Une tribu se trouvait habiter une goutte d’eau suspendue dans le ciel. Dans ce microcosme le bonheur était complet, la nature proliférait sans peine et à juste titre puisque les saisons n’existaient pas. L’air était doux, le travail de la terre était paisible et les récoltes étaient riches.
Le grand sage veillait en chaque instant à ce que l’équilibre soit préservé. Pour cela, il racontait chaque soir la même histoire à tous les habitants et répétait inlassablement que le feu siégeant au cœur du village devait être le seul et l’unique de ce monde et qu’il ne devait pas être dupliqué ailleurs. C’est à cette condition que l’équilibre et le bonheur de la communauté serait maintenu. Mais il ne donnait pas plus d’explications et cela convenait à tout le monde. Par ailleurs, personne ne se posait la question sur qui maintenait le feu continuellement alors qu’il s’agissait en réalité du sage.

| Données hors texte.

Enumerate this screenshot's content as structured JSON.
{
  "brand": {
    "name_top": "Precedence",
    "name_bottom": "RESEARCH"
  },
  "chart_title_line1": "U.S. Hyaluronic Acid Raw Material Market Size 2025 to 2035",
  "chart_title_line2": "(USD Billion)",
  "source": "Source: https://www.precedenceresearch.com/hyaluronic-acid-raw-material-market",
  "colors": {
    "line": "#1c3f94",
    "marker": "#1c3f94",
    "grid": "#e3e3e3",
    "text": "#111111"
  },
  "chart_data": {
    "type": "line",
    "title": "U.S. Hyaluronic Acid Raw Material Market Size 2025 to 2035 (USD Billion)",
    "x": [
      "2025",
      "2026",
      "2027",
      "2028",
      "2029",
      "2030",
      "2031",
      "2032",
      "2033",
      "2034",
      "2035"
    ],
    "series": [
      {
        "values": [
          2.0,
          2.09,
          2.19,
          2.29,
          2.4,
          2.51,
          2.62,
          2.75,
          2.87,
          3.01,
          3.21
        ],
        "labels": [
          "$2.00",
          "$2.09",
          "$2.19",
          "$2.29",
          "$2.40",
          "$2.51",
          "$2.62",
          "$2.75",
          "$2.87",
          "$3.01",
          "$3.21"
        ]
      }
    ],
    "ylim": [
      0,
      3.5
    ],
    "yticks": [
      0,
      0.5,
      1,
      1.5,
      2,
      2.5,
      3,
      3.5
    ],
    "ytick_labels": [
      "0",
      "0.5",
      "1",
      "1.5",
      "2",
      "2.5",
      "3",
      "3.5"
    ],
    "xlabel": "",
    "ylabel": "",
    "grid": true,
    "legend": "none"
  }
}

Mais la vie en communauté n’était pas si simple pour certains… Il fallait garder un œil sur tous, se préoccuper de leur état, faire en sorte qu’ils se sentent bien. De plus, le travail était toujours collectif au profit de l’ensemble du village sans qu’il soit possible de s’extraire de ce labeur perpétuel.

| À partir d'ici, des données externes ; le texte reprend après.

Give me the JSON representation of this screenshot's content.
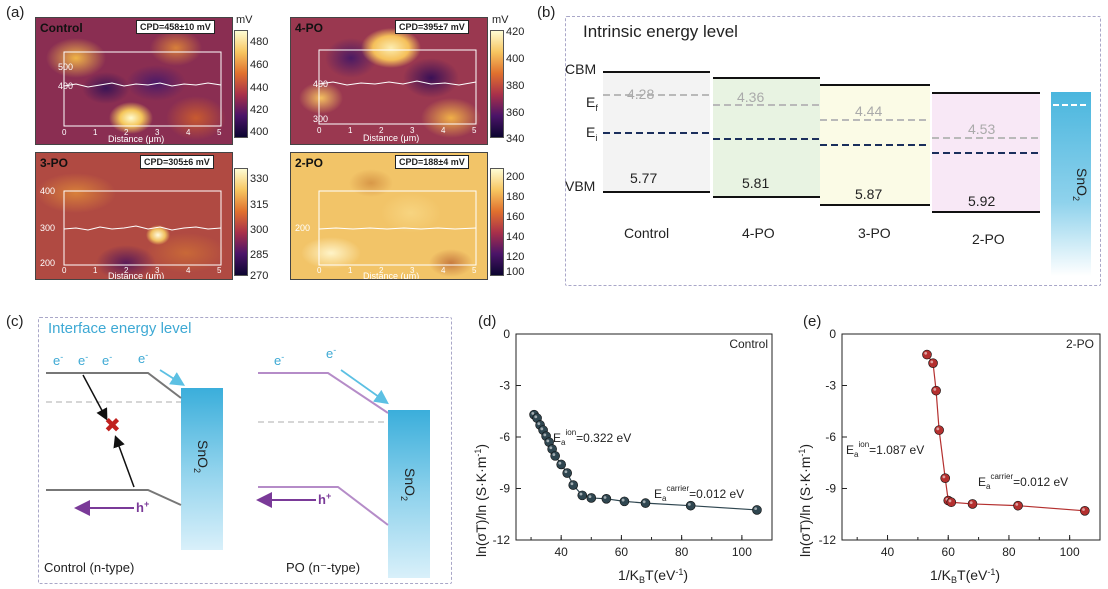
{
  "panel_a": {
    "letter": "(a)",
    "unit": "mV",
    "axis_label": "Distance (μm)",
    "x_ticks": [
      "0",
      "1",
      "2",
      "3",
      "4",
      "5"
    ],
    "maps": [
      {
        "title": "Control",
        "cpd": "CPD=458±10 mV",
        "y_ticks": [
          "500",
          "400"
        ],
        "cbar": [
          "480",
          "460",
          "440",
          "420",
          "400"
        ]
      },
      {
        "title": "4-PO",
        "cpd": "CPD=395±7 mV",
        "y_ticks": [
          "400",
          "300"
        ],
        "cbar": [
          "420",
          "400",
          "380",
          "360",
          "340"
        ]
      },
      {
        "title": "3-PO",
        "cpd": "CPD=305±6 mV",
        "y_ticks": [
          "400",
          "300",
          "200"
        ],
        "cbar": [
          "330",
          "315",
          "300",
          "285",
          "270"
        ]
      },
      {
        "title": "2-PO",
        "cpd": "CPD=188±4 mV",
        "y_ticks": [
          "200"
        ],
        "cbar": [
          "200",
          "180",
          "160",
          "140",
          "120",
          "100"
        ]
      }
    ]
  },
  "panel_b": {
    "letter": "(b)",
    "title": "Intrinsic energy level",
    "cbm_label": "CBM",
    "ef_label": "E",
    "ef_sub": "f",
    "ei_label": "E",
    "ei_sub": "i",
    "vbm_label": "VBM",
    "samples": [
      {
        "name": "Control",
        "ef": "4.28",
        "vbm": "5.77"
      },
      {
        "name": "4-PO",
        "ef": "4.36",
        "vbm": "5.81"
      },
      {
        "name": "3-PO",
        "ef": "4.44",
        "vbm": "5.87"
      },
      {
        "name": "2-PO",
        "ef": "4.53",
        "vbm": "5.92"
      }
    ],
    "sno2": "SnO",
    "sno2_sub": "2"
  },
  "panel_c": {
    "letter": "(c)",
    "title": "Interface energy level",
    "electron": "e",
    "hole": "h",
    "sno2": "SnO",
    "sno2_sub": "2",
    "left_caption": "Control (n-type)",
    "right_caption": "PO (n⁻-type)"
  },
  "chart_data": [
    {
      "panel": "(d)",
      "type": "scatter",
      "label": "Control",
      "xlabel": "1/K_BT(eV⁻¹)",
      "ylabel": "ln(σT)/ln (S·K·m⁻¹)",
      "xlim": [
        25,
        110
      ],
      "ylim": [
        -12,
        0
      ],
      "x_ticks": [
        "40",
        "60",
        "80",
        "100"
      ],
      "y_ticks": [
        "0",
        "-3",
        "-6",
        "-9",
        "-12"
      ],
      "x": [
        31,
        32,
        33,
        34,
        35,
        36,
        37,
        38,
        40,
        42,
        44,
        47,
        50,
        55,
        61,
        68,
        83,
        105
      ],
      "y": [
        -4.7,
        -4.9,
        -5.3,
        -5.6,
        -5.95,
        -6.3,
        -6.7,
        -7.1,
        -7.6,
        -8.1,
        -8.8,
        -9.4,
        -9.55,
        -9.6,
        -9.75,
        -9.85,
        -10.0,
        -10.25
      ],
      "annotations": [
        "E_a^ion=0.322 eV",
        "E_a^carrier=0.012 eV"
      ],
      "color": "#2f4650"
    },
    {
      "panel": "(e)",
      "type": "scatter",
      "label": "2-PO",
      "xlabel": "1/K_BT(eV⁻¹)",
      "ylabel": "ln(σT)/ln (S·K·m⁻¹)",
      "xlim": [
        25,
        110
      ],
      "ylim": [
        -12,
        0
      ],
      "x_ticks": [
        "40",
        "60",
        "80",
        "100"
      ],
      "y_ticks": [
        "0",
        "-3",
        "-6",
        "-9",
        "-12"
      ],
      "x": [
        53,
        55,
        56,
        57,
        59,
        60,
        61,
        68,
        83,
        105
      ],
      "y": [
        -1.2,
        -1.7,
        -3.3,
        -5.6,
        -8.4,
        -9.7,
        -9.8,
        -9.9,
        -10.0,
        -10.3
      ],
      "annotations": [
        "E_a^ion=1.087 eV",
        "E_a^carrier=0.012 eV"
      ],
      "color": "#b4302f"
    }
  ],
  "panel_d_letter": "(d)",
  "panel_e_letter": "(e)",
  "ea": "E",
  "ea_sub": "a",
  "ion_sup": "ion",
  "carrier_sup": "carrier",
  "ion_d": "=0.322 eV",
  "ion_e": "=1.087 eV",
  "carrier_val": "=0.012 eV"
}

Un jeune couple qui s’était formé très récemment trouvait cette vie bien monotone et voulait goûter à la liberté individuelle pour fonder une famille. Un soir que chaque habitants avait regagné sa maison, ils décidèrent de quitter le village avec une torche qu’ils allumèrent pour prendre du feu avec eux. Ils trouvèrent rapidement un endroit calme, verdoyant, propice à la récolte et à l’indépendance rêvée. Ils rassemblèrent des bûches et allumèrent un beau feu près de leur maison.
Mais très vite ils prirent conscience qu’il fallait quelqu’un pour maintenir le feu allumé… Et il fallut faire une croix sur une nuit entière à roucouler dans le lit. Passé cet inconvénient auquel ils prirent l’habitude, ils purent construire la famille tant espérée.
Mais un jour qu’ils sortaient dehors pour travailler la terre, ils s’aperçurent de phénomènes problématiques. Les arbres et leurs feuilles commençaient à jaunir et l’air se faisait de plus en plus sec et aride. Pire, la terre commençait à durcir et les récoltes n’étaient plus aussi abondantes. Ils réfléchirent un instant et se rappelèrent de l’histoire du sage sur le fait qu’il ne fallait pas dupliquer le feu. Alors qu’ils comprenaient à présent les conséquences de leur acte sur le fait qu’il ait trop de chaleur avec deux feux, ils leur fallut accepter de retourner au village rejoindre la communauté. C’était là le prix à payer car ils ne pouvaient vivre sans récolte… Ils prirent soin d’éteindre le feu avant de prendre le départ.
Alors qu’ils arrivaient au village, ils furent surpris de voir combien les habitants étaient devenus tristes. Arrivés au niveau de la maison du vieux sage, ils entrèrent dans sa demeure pour présenter leurs excuses. Le vieux sage avait encore vieillit depuis leur départ, il portait sur lui leur faute et le travail qu’il avait du accomplir pour tenter de maintenir l’équilibre en vain.
Il les regarda pourtant avec tendresse avant de les faire s’assoir. Au grand étonnement du jeune couple, le sage les remercia pour plusieurs choses. Ils avaient pris soin d’éteindre le feu et c’était le plus important. Ensuite, ils avaient donné naissance à un enfant ce qui lui procurait beaucoup de joie. Enfin, ils avaient pris conscience de leur péché et l’avait expié en ayant le courage de se présenter à lui. A présent, tout le monde savait que l’équilibre allait être retrouvé.

Quelques commentaires sur cette histoire :
Dans cette plante, l’élément feu est omniprésent mais elle recherche constamment l’eau pour contrebalancer et trouver son équilibre. On comprend bien pourquoi il ne fallait pas augmenter les sources de feu dans l’histoire ! L’eau et le feu fusionnent ici pour offrir une protection à la communauté. Il s’agit là d’un paradoxe nécessaire pour maintenir l’harmonie globale.
Le chardon-marie nous amène également à dépasser les apparences légères de l’individualité et sa liberté trompeuse. On découvre le sens du collectif qui permet la joie d’être soi au cœur de l’humanité et qui ne saurait reposer sur des actes égoïstes. En effet, il s’agit d’une plante austère propice à développer la morale personnelle mais son caractère intransigeant mène en retour à une grande lucidité sur soi et sur nos actes. Ainsi elle aide à prendre conscience de l’ombre avec bienveillance sans pousser à la culpabilité par le biais de la recherche d’honnêteté qui mène à la lumière.